Where does Ruby Fit into This?
The astute reader would have noticed that I filed this as a Ruby article as well. While I haven’t mentioned Ruby until this point in the article, the parallels here are obvious. Rixstep and Ankur both say that the dozens of applications that use CTGradient are abusing their users because it uses too much code, too much space, too much memory, and it’s too slow. Aside from the memory use, the claims have either been exposed as false already or haven’t been supported with data. As Scott Stevenson’s quote suggests, CTGradient optimizes for developer time.So does Ruby. I can get more written with Ruby than any other language that I use. It won’t be the fastest software, it might be a little more memory intensive, but I will get it written—and written correctly—faster. And that, given that shipping is the goal, is important. When Rixstep rejects CTGradient without providing a more optimized yet equivalent functionality alternative, he rejects any developer-side optimizations in favour of hand coding everything, including using more expressive languages.I reject that notion. And so should you.




Comments
There is no large causation between the size of the code and memory consumption. Write a tiny program which keeps mallocing to prove this, if you will. In any case the runtime linker loads in the necessary methods across a 4K page boundary – it doesn’t load in the entire object, unless needed ( there is a mechanism at link time , not well advertised by Apple , to create a link “order file” which places the code on disk – and pages – in the order they are called. This requires some empirical research beforehand to work out optimal oder). Linkers also strip out “dead code”, I dont think this will work for factory methods – one of the bugbears of the CTGradient haters.

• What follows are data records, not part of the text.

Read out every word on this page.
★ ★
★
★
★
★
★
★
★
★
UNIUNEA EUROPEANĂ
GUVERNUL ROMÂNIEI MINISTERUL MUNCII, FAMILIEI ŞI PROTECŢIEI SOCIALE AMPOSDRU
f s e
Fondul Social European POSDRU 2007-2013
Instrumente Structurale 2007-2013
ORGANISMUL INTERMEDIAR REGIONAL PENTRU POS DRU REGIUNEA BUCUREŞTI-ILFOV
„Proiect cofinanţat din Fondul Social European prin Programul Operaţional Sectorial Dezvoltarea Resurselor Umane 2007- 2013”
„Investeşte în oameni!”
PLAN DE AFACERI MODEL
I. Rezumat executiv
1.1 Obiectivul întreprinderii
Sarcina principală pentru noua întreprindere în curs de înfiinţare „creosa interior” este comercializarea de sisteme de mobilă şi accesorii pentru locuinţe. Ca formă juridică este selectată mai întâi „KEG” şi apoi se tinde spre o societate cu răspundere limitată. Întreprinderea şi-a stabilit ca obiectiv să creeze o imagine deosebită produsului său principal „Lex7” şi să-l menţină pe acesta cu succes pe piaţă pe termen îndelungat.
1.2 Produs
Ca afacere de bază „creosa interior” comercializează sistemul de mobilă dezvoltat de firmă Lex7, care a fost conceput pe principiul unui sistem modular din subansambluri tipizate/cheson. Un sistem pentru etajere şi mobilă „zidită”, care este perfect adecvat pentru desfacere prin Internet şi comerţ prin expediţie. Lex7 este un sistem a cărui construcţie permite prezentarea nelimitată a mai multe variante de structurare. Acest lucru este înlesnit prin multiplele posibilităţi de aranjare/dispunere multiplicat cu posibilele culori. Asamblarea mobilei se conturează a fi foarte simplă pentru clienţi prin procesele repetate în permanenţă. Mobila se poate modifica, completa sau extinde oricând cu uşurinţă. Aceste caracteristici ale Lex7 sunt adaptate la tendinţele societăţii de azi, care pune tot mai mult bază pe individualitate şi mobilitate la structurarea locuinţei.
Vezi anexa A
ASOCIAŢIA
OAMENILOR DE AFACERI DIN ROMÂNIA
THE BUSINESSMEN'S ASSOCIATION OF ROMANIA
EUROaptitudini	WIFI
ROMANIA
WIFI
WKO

Of course this 4K is insignificant – what makes a program big in ram is data, not code. The real memory cost of the CTGradient is the Apple based drawing routines which use video memory to draw on the screen. The bigger the gradient window, the bigger this cost. So rather than optimizing the CTGradiant class the lad could have made more impact on runtime memory by using less gradiant, which is far more significant than any memory increase caused by the use of a large class most of which will not be loaded in by the loader – and even if the rest of the 4K page loaded in was redundant the real memory cost is less than 4K memory, because some of that code *was* needed after all.
We are not coding for calculators anymore.